DESIGN STRATEGIES FOR MOBILE SOCS: BALANCING BATTERY LIFE AND COMPUTATIONAL DEMAND

Modern smartphones are based on highly integrated Mobile System-on-Chip (SoC) technologies enabling functionalities in communication, high-performance gaming, and many others. As there is an increasing demand of high performance and energy efficiency in mobile electronics, design of System-on-Chips (SoCs) becomes more important. The battery life is still one of the key factors affecting the usability and life cycle of the mobile devices. System-on-Chip (SoC) technologies have facilitated the action of high-performance computing abilities in small and energy-constrained platforms. With the increase in real-time applications like augmented reality (AR), artificial intelligence (AI), and high-resolution multimedia, there comes a challenge of balancing between energy utilization and computational power, which is a major challenge to design. In this review, there is a detailed discussion of the modern mobile System-on-Chip (SoC) creations, energy-saving hardware solutions, advanced battery management system (BMS) approaches, and software-level optimization solutions. The role of heterogeneous computing and machine learning (ML) in dynamic workload management and energy optimization is of special concern. The possibility of artificial intelligence-based battery management system (AI-based BMS) to increase efficiency of operation and health of the battery is also discussed.
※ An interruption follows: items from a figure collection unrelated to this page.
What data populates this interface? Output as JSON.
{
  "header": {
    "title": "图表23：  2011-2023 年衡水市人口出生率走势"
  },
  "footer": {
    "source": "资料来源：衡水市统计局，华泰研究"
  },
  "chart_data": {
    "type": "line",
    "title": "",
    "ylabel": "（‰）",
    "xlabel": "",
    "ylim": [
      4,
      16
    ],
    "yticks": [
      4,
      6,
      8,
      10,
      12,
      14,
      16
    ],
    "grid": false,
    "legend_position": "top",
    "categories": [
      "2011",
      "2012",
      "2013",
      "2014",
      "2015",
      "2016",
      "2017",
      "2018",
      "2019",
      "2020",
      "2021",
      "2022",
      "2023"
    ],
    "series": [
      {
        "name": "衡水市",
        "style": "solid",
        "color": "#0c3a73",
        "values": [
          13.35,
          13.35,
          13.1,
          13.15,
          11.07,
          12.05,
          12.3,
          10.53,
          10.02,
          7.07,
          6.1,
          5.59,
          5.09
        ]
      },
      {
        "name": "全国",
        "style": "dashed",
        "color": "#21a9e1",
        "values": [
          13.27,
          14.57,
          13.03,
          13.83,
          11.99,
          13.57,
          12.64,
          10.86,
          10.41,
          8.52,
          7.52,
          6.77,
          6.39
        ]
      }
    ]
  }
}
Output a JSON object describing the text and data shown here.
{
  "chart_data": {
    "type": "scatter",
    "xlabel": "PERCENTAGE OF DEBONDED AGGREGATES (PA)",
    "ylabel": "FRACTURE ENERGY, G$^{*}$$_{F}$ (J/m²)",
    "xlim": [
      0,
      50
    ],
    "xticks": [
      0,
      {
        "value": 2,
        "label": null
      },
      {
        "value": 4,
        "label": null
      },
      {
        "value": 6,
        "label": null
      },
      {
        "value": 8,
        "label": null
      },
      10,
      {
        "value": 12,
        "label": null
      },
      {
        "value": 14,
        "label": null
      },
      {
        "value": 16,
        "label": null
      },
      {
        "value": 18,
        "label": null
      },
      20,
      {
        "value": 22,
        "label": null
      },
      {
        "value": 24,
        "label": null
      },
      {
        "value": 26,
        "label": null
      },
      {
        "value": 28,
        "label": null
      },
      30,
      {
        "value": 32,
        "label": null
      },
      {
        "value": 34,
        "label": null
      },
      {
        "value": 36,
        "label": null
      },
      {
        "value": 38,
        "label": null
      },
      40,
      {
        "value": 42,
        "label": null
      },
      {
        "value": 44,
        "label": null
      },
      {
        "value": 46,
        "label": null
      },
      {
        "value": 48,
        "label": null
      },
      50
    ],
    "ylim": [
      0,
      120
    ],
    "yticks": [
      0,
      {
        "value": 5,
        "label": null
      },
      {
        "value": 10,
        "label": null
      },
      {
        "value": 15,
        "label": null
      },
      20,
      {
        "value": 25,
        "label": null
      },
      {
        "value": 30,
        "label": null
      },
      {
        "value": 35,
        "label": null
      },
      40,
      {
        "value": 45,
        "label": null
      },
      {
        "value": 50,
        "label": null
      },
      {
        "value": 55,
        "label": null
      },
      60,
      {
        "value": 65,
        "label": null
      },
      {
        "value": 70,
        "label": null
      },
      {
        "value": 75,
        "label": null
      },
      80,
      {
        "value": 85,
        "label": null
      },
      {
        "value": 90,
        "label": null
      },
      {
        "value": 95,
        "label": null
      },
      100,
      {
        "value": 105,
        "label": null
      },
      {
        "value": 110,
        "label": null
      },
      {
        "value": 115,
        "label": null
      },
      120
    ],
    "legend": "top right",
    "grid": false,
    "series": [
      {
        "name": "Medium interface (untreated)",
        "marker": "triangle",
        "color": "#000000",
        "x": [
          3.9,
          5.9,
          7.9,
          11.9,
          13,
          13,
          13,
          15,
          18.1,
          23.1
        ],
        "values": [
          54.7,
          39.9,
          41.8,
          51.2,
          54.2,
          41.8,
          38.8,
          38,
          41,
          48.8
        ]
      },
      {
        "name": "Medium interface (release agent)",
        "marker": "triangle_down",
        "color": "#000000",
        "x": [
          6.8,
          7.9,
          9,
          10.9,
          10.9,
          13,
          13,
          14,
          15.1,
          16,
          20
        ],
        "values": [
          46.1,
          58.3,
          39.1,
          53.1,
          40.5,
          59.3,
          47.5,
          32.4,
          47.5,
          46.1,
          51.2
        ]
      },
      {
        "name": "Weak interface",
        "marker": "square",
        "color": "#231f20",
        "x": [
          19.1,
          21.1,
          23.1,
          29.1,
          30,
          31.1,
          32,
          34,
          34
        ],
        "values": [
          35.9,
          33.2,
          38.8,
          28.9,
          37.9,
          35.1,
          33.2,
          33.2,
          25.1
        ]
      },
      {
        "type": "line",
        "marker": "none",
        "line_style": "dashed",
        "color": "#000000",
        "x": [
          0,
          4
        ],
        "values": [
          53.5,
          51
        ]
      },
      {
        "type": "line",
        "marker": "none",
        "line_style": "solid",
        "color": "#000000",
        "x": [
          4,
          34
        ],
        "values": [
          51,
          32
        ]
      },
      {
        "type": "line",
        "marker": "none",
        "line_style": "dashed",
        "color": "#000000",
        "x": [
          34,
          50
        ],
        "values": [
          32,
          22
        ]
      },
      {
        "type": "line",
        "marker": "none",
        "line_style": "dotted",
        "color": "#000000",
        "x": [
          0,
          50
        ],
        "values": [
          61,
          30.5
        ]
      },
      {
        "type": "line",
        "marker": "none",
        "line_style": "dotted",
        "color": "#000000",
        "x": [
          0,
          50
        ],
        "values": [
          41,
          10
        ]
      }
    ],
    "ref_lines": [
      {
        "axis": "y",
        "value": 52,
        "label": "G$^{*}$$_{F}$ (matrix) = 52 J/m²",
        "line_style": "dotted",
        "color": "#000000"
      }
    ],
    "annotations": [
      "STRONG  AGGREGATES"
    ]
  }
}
In addition, Mobile Edge Computing (MEC) structures permitting venture in unmanned aerial vehicle (UAV)-based frameworks are examined and broadly contrasted qualitatively regarding algorithmic strategies. The paper ends with section devoted to the discussion of the current issues and the future research avenues in the design of energy-efficient mobile System-on-Chip (SoC) systems, that offer high performance.